As you don’t actually own the vehicle it is your responsibility to make sure it remains in good condition throughout. It is not advisable to make any modifications to the vehicle as these with have to be ‘undone’ at the end of the lease period. Although rare, if your vehicle is re-called for any reason you are obligated to have the repair done as soon as possible.

If involved in an accident and your vehicle is ‘written off’ your insurance company will only pay the vehicles current worth (taking away your deductible). This is not the amount you still owe on the lease which is commonly more. There is an upside in that most leases come automatically with GAP insurance and this should cover the difference. Again check your contract.

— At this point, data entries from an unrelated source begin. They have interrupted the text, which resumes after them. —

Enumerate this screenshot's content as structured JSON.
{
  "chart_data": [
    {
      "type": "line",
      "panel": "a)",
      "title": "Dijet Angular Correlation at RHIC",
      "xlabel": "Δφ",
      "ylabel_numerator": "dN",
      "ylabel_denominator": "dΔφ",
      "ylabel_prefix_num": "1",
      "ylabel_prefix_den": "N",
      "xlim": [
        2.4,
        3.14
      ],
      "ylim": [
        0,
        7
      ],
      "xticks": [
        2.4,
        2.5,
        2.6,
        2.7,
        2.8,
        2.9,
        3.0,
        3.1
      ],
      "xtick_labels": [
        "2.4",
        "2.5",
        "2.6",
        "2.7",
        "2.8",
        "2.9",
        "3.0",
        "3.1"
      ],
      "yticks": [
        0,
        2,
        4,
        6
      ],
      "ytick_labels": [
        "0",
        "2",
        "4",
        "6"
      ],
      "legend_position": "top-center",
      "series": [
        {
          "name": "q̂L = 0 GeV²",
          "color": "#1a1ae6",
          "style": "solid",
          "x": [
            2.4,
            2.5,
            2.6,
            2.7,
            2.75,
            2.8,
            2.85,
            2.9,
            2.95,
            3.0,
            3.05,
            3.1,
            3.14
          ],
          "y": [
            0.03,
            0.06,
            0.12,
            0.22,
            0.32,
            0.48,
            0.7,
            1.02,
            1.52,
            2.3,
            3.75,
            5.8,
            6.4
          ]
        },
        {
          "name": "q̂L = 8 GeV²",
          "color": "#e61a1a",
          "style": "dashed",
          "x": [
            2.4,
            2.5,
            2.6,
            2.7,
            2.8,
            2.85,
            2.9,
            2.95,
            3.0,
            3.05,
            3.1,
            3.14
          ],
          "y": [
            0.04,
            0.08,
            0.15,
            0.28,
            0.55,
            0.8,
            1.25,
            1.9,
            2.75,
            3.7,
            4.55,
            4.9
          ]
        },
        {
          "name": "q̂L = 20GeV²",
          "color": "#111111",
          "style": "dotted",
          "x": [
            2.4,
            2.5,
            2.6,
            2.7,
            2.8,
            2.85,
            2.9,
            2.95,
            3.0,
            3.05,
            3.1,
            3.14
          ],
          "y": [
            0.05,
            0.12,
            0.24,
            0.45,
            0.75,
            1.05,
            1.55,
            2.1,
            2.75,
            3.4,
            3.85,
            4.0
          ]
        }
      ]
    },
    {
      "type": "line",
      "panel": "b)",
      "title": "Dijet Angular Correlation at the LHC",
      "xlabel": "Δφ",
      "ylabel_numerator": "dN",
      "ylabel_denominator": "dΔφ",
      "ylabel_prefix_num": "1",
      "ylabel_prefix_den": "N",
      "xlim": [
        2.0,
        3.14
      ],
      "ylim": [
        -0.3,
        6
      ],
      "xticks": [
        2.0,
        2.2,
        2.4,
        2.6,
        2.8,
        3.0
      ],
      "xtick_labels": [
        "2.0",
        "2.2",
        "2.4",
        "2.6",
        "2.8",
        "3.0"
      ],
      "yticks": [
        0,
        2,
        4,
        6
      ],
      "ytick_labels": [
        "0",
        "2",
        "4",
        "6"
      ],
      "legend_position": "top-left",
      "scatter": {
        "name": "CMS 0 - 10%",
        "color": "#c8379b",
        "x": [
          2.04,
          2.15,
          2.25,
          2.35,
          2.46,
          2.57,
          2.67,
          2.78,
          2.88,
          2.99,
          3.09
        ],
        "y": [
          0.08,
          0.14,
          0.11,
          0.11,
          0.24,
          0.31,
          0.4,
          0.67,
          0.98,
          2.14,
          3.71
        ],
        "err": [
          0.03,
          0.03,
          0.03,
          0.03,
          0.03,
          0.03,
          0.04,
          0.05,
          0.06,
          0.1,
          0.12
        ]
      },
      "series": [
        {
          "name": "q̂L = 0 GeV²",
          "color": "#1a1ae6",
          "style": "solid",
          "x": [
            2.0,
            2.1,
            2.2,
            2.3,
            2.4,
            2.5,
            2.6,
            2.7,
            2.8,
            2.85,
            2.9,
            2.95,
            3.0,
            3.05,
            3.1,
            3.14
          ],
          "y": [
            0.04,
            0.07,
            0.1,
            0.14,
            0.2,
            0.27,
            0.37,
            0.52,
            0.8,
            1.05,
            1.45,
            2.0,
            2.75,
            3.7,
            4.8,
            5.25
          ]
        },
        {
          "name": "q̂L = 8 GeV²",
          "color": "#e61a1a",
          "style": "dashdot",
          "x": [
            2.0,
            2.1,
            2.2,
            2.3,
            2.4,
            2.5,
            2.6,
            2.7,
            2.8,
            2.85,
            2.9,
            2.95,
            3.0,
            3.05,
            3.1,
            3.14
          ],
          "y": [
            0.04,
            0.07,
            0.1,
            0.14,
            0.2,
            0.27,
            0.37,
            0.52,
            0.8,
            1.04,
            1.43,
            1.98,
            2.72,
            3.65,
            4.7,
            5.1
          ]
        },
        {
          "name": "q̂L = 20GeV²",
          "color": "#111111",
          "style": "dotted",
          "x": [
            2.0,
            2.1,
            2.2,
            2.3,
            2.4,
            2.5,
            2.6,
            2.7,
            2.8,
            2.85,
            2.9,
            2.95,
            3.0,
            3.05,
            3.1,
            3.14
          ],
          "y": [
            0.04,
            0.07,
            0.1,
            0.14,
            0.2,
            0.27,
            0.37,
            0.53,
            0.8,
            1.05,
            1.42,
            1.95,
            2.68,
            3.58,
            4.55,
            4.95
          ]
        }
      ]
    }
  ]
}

In the event of an accident, any repairs undertaken should be carried out by a reputable garage/body shop using only manufacturer’s parts. Failure to comply may result in charges being applied by the leasing company.

Be aware, if you are a high mileage driver you may have additional charges to pay for the wear and tear, tyres, extended mileage limits and any unrepaired damage. This is waivered only if you intend to purchase the vehicle.